THE Three Choirs Festival has revealed its full programme for the 2017

celebration, which this year takes place entirely in and around Worcester.

The eight-day festival, from July 22 to July 29, will feature over seventy events and it will be a celebration of choral music and chamber music.

It will also feature talks, excursions and family activities.

Artistic Director, Dr Peter Nardone has placed Tippett’s A Child of Our Time at the outset of festival week, in the first evening cathedral concert by the Three Choirs Festival Chorus and Philharmonia Orchestra on July 22.

He said: "With its profoundly moving spirituals, acting like the chorales in a

Bach Passion, and its strong underlying message of pacifism and reconciliation, the piece resonates with these echoes of the past, and sets the tone of our 2017 festival."

He added: "My starting point in programming the 2017 festival was the historical tension between war-torn Europe and the contrasting atmosphere in the United States in 1917. As America entered the First World War, spirits ran high and the arts flourished."

Dr Nardone said: "The first commercial recording of the Dixieland ‘Jass’ Band was released and the vibrant ragtime of Scott Joplin, who died that year, would have been heard up and down the country."

John Lenehan will play Joplin during the festival, on Wednesday 26 July.

The festival, still looking back 100 years, will also see a performance of Shostakovich's twelfth symphony ‘The Year 1917’, which he dedicated to the memory of Lenin.

The festival’s flagship choral and orchestral programme "will take place in soaring interior of Worcester Cathedral", where this year the stage will be relocated to take advantage of the building’s, which Wayne Marshall will demonstrate in both a solo recital (28 July) and alongside the Philharmonia Orchestra in Poulenc’s Organ Concerto and Saint-Saëns’ mighty ‘Organ’ Symphony No 3 (24 July).

The festival also travels to a range of venues around Worcestershire, including Pershore Abbey, Kidderminster Town Hall, All Saint’s Church, Evesham and Great Malvern Priory.

Other choral repertoire will includes Mendelssohn’s St Paul (24 July), Elgar’s The Dream of Gerontius (25 July), Janá?ek’s Glagolitic Mass, and the Serenade to Music by Vaughan Williams.

The Three Cathedral Choirs of Worcester, Hereford and Gloucester

combine to perform Odes to St Cecilia by Handel and Purcell (25 July).

The Choir of King’s College, Cambridge, conducted by former Worcester Cathedral chorister Stephen Cleobury, will give a recital on the last afternoon of the festival.

Jonathan Dove’s There Was a Child is performed by the Three Choirs Festival Youth

Choir (27 July) and provides this year’s cover image, which is a section of the libretto, illuminated by local artist John Rowlands Pritchard.

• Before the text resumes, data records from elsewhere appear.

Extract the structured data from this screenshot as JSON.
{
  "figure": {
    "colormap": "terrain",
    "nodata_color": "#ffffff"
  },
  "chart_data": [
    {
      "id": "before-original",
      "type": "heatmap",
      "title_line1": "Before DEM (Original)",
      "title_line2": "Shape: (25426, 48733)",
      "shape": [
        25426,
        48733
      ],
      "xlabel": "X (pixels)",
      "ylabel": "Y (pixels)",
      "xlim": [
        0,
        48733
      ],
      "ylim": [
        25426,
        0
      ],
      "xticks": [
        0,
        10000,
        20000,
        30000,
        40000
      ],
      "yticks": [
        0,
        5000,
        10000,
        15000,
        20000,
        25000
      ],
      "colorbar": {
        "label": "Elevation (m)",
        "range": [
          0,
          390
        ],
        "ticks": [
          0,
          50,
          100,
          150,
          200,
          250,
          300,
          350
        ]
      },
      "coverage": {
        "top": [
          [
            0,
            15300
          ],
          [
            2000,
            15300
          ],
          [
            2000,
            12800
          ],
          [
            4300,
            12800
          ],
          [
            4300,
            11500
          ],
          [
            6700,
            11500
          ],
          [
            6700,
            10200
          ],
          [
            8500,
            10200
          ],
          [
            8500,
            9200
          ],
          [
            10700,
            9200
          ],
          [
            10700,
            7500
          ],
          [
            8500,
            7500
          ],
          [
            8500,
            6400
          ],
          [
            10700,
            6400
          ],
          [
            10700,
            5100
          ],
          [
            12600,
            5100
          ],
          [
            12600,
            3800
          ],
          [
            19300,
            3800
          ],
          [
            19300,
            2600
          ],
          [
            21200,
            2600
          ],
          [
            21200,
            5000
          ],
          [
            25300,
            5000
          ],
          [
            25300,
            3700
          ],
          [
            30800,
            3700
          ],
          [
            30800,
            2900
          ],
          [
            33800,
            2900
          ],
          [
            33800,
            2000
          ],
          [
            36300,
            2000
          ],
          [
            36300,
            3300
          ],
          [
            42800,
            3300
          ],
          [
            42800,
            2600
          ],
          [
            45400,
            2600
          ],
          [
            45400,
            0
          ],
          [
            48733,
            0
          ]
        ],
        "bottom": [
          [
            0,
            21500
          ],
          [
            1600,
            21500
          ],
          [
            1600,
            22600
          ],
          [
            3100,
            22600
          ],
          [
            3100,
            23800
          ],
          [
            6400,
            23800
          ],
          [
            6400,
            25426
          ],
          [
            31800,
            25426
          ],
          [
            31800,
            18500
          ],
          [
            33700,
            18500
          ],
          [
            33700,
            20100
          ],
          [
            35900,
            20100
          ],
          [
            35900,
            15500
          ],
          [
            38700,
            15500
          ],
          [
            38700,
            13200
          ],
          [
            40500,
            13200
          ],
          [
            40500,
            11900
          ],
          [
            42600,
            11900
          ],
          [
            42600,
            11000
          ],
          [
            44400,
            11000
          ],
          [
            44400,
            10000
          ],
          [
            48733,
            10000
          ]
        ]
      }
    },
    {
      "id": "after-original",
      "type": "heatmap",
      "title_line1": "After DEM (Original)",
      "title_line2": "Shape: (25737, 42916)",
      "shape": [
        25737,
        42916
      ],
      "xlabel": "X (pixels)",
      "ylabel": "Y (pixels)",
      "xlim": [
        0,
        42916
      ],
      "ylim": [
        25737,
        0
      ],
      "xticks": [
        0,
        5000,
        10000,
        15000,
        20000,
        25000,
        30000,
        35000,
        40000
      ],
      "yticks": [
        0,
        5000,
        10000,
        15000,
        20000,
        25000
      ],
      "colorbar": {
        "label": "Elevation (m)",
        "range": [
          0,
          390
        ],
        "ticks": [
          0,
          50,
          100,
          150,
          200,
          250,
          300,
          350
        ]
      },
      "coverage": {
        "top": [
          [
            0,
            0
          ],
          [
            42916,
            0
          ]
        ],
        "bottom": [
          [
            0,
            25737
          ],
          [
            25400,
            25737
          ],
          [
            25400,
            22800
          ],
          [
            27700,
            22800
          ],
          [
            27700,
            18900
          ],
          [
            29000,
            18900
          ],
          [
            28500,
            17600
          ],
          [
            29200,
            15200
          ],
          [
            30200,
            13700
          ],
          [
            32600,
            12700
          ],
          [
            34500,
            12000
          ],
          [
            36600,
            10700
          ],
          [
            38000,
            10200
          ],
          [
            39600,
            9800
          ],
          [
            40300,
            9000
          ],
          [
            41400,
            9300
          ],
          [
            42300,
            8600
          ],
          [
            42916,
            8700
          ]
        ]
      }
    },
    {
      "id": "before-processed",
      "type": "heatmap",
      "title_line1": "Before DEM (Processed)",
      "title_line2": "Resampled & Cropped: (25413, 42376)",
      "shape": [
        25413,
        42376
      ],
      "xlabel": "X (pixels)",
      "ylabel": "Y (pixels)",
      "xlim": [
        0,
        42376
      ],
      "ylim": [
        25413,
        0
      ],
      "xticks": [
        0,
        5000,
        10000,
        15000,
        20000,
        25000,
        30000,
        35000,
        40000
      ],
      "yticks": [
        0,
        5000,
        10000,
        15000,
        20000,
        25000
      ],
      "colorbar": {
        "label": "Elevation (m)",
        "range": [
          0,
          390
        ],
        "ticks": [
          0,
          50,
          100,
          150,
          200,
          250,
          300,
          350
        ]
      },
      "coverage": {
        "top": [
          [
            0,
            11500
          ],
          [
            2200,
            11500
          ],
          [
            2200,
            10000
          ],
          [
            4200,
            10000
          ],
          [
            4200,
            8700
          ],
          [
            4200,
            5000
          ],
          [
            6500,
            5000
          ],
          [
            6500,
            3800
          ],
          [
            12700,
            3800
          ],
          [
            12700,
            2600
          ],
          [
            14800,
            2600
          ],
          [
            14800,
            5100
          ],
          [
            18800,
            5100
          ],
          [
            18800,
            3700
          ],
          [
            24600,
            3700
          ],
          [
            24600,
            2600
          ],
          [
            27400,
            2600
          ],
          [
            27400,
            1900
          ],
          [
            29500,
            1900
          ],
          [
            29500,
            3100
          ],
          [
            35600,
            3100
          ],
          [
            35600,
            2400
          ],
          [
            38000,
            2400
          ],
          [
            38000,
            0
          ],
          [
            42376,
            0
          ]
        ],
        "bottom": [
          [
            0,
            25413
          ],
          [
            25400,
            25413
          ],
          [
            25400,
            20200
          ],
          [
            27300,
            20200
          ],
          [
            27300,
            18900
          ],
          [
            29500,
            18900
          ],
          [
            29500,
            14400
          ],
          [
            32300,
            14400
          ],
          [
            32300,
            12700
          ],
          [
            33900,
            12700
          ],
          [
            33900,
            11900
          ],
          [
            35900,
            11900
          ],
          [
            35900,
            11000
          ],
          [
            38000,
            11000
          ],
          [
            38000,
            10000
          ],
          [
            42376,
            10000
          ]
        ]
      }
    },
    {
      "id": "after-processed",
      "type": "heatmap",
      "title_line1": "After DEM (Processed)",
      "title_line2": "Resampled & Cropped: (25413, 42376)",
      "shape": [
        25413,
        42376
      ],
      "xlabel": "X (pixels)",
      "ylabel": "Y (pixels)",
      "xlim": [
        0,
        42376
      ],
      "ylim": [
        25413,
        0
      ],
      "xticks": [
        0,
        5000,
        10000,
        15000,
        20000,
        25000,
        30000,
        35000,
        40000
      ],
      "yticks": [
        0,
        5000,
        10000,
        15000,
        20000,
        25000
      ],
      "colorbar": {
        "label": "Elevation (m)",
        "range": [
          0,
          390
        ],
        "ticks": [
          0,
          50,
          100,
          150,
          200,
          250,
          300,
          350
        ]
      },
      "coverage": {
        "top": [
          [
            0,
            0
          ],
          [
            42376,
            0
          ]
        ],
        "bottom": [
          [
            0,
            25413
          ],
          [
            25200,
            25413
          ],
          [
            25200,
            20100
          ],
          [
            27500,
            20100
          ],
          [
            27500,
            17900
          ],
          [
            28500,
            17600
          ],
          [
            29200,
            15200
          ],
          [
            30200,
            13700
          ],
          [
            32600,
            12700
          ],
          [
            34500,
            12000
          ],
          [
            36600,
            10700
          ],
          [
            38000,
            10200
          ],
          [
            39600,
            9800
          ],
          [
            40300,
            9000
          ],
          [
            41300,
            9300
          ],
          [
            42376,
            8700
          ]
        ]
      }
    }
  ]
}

Dr Nardone said: "This choice hints at the second thematic strand of

this year’s festival: the ‘Child of Our Time’ is carried through some achingly poignant

tributes to lost childhood, concluding with Howell’s Hymnus Paradisi on the July 29.

The programme also features a range of activities and events aimed at families and young people "from toddlers through to teens", and the Festival Village will be located again on College Green.

Free ‘Players on the Green’ performances will take place twice daily,

and daily sung services will be free and open to all.

There will also be displays from local craftspeople and an exhibition of John Rowlands Pritchard’s work.

Dr Nardone added: "New music permeates the festival programme, with new work for services from Thomas Hewitt Jones, Ian King and Piers Connor-Kennedy, while the Marsyas Trio give the English premiere of Hilary Tann’s In the Theatre of Air and an orchestrated version of Torsten Rasch’s A Welsh Night is premiered by Sarah Connolly, who gave the original

performance in 2015.

Roderick Williams’ new cycle, Silence and Music, for vocal trio

Voice and cellist Matthew Barley sets the texts of Ursula Vaughan Williams, while a

commission from Sally Beamish for mezzo-soprano Kitty Whately sets a new text written for the occasion from bestselling author Alexander McCall Smith.

Tickets go on sale in April, and the festival is launching a new scheme ‘Festival Firsts’ to provide free tickets for local people who have never attended the festival before, by inviting loyal audience members to donate a ticket.